To acquire a tomosynthesis image data set, the examination subject (for example the breast) is irradiated from a number of different directions, to acquire the individual projections. The different directions from which the examination subject is exposed to acquire the individual projections are characterized by what are known as tomosynthesis angles. The different radiation directions or tomosynthesis angles are achieved by panning the x-ray source around the examination subject within a limited angle range, for example by ±20° starting from a center position. The x-ray source can thereby ensue in a plane perpendicular to the plane of the x-ray detector, as is typical in the tomosynthesis examination of the breast. The movement of the movement of the x-ray source and thus its x-ray focus, typically ensues essentially along a straight line or along a circular arc. In what is known as circular tomosynthesis, the x-ray source is moved in a plane oriented parallel to the detector plane. The x-ray focus thereby follows in a circular path, for example.

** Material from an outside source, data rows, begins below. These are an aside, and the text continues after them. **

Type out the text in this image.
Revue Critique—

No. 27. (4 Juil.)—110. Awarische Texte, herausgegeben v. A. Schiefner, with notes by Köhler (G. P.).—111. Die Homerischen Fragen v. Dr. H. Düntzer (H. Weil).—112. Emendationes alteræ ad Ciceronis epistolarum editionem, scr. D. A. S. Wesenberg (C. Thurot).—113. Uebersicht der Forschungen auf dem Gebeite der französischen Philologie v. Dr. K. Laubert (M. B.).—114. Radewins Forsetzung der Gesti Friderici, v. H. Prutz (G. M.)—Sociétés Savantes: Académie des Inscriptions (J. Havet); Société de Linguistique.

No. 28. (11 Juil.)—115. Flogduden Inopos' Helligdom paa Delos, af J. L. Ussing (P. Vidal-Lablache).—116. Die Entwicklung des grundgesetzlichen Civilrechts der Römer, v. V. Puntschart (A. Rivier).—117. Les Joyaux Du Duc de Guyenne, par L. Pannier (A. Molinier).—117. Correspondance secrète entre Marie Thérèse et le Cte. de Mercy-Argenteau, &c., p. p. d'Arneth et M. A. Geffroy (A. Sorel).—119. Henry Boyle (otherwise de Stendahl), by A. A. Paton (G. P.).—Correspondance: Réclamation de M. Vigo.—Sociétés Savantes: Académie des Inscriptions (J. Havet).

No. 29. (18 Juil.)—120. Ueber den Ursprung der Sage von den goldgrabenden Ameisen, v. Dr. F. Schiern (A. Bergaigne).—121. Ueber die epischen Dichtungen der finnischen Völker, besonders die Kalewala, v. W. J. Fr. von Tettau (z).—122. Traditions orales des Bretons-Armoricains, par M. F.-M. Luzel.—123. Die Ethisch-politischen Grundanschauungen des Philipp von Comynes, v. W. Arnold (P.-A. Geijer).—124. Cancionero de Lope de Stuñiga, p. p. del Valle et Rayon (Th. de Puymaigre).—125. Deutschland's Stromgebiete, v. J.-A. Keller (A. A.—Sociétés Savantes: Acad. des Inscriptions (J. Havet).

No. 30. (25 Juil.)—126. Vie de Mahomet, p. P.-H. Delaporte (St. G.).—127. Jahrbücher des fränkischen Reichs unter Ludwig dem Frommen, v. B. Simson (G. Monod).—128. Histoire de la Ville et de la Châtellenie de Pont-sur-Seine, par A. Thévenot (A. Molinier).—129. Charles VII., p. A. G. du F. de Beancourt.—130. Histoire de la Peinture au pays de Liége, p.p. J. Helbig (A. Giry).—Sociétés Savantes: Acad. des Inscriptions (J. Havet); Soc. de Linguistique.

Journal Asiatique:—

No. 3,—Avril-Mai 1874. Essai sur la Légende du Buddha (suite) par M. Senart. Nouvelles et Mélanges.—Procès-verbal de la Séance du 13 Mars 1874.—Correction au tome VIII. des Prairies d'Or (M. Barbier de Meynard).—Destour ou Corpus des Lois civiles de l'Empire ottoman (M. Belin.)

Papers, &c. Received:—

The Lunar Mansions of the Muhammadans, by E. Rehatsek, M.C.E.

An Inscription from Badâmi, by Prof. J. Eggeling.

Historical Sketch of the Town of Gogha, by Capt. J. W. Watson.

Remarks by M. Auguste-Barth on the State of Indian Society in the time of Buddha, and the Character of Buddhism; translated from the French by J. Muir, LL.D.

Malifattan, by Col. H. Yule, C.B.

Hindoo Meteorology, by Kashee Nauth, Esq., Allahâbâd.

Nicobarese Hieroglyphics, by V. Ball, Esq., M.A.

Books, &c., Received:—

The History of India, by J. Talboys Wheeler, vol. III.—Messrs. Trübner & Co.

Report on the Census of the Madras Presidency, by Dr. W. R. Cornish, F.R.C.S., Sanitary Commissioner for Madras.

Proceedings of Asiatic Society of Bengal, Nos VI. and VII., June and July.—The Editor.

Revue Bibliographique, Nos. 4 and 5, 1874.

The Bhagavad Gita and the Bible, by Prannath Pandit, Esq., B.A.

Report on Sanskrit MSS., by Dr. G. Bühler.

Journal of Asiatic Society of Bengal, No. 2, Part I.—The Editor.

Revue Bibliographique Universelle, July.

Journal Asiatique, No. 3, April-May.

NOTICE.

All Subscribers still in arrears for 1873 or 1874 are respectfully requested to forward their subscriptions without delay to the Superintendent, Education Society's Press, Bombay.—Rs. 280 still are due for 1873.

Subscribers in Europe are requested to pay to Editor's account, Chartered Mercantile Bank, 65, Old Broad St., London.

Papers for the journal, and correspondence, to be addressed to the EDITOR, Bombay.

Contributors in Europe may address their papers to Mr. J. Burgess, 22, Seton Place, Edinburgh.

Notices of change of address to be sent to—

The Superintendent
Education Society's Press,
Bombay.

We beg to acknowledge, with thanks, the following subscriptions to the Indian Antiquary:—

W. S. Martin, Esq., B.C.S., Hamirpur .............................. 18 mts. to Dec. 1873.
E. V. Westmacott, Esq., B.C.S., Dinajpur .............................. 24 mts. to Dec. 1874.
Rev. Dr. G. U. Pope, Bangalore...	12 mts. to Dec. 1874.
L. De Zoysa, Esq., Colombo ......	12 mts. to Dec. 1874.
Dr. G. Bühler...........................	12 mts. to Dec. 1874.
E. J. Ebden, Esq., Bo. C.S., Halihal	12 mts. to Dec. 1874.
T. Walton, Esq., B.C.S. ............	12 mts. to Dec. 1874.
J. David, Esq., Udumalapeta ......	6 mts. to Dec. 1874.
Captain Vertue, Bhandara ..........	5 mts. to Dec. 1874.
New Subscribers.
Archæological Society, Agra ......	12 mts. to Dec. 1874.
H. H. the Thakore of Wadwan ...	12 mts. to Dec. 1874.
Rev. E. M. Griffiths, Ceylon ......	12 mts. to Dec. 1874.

The x-ray detector (normally a flat panel detector) that receives (detects) the x-ray beam emanating from the x-ray source remains essentially stationary during the movement of the x-ray source, meaning that the x-ray detector actually remains stationary or is entrained only slightly in the direction opposite the movement of the tube.

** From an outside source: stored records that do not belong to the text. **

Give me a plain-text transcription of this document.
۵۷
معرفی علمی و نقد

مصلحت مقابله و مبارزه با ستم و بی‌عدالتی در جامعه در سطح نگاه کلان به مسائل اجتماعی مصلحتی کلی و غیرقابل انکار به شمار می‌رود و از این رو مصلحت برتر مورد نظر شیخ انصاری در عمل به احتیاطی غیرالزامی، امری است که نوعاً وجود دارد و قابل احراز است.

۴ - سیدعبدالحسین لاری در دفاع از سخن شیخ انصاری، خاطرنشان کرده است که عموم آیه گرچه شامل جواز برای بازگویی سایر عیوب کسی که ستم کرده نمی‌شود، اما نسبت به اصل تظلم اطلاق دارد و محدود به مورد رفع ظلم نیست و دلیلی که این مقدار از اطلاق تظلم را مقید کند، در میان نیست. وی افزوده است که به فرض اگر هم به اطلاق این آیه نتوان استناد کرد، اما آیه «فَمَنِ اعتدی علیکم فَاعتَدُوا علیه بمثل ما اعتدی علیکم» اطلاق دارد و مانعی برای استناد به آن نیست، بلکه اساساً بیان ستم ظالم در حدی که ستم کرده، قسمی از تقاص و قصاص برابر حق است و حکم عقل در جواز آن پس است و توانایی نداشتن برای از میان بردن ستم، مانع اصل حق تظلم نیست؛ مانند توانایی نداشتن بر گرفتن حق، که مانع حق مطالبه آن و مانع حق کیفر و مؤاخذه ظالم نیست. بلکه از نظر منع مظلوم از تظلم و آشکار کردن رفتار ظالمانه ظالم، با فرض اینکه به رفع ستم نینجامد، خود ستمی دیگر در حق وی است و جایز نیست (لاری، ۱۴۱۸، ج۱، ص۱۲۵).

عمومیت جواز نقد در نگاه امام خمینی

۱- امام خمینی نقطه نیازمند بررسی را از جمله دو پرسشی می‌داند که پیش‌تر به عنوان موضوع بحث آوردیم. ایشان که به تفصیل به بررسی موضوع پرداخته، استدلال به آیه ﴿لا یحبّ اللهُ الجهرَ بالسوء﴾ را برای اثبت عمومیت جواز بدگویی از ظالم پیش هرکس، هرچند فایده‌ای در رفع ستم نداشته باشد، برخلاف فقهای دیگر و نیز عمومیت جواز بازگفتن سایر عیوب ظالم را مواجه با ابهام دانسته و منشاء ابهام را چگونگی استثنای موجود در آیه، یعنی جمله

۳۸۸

The x-ray beam emanating from the x-ray source is limited by a collimator diaphragm so that the exposure of the flat panel detector is optimal. The exposure is considered as optimal when the entire detector area of the flat panel detector is utilized, i.e. is exposed. The radiation field at the location of the detector thus essentially corresponds to the detector area. The situation of the x-ray beam having a cross-section that, at the location of the flat panel detector, either exceeds the dimensions of the flat panel detector, or that has a portion that does not actually strike the flat panel detector, is referred to herein as an “overexposure.”
As used herein, therefore, the term “overexposure” does not mean an unwanted darkening of the image, due to an excessively high radiation intensity or an excessively long exposure duration.
In conventional x-ray apparatuses, the collimator diaphragm is often placed or plugged by hand into a tray or a slot provided for the diaphragm. Normally a small metal lamella (thin plate) into which a fixed collimator diaphragm aperture is punched or milled, is used as the collimator diaphragm.
The collimation of the x-ray beam in tomosynthesis in which the x-ray source is moved relative to the detector has conventionally been achieved in a less than satisfactory manner. Both an insufficient exposure of the detector surface and overexposure of the detector have been observed from different tomosynthesis angles.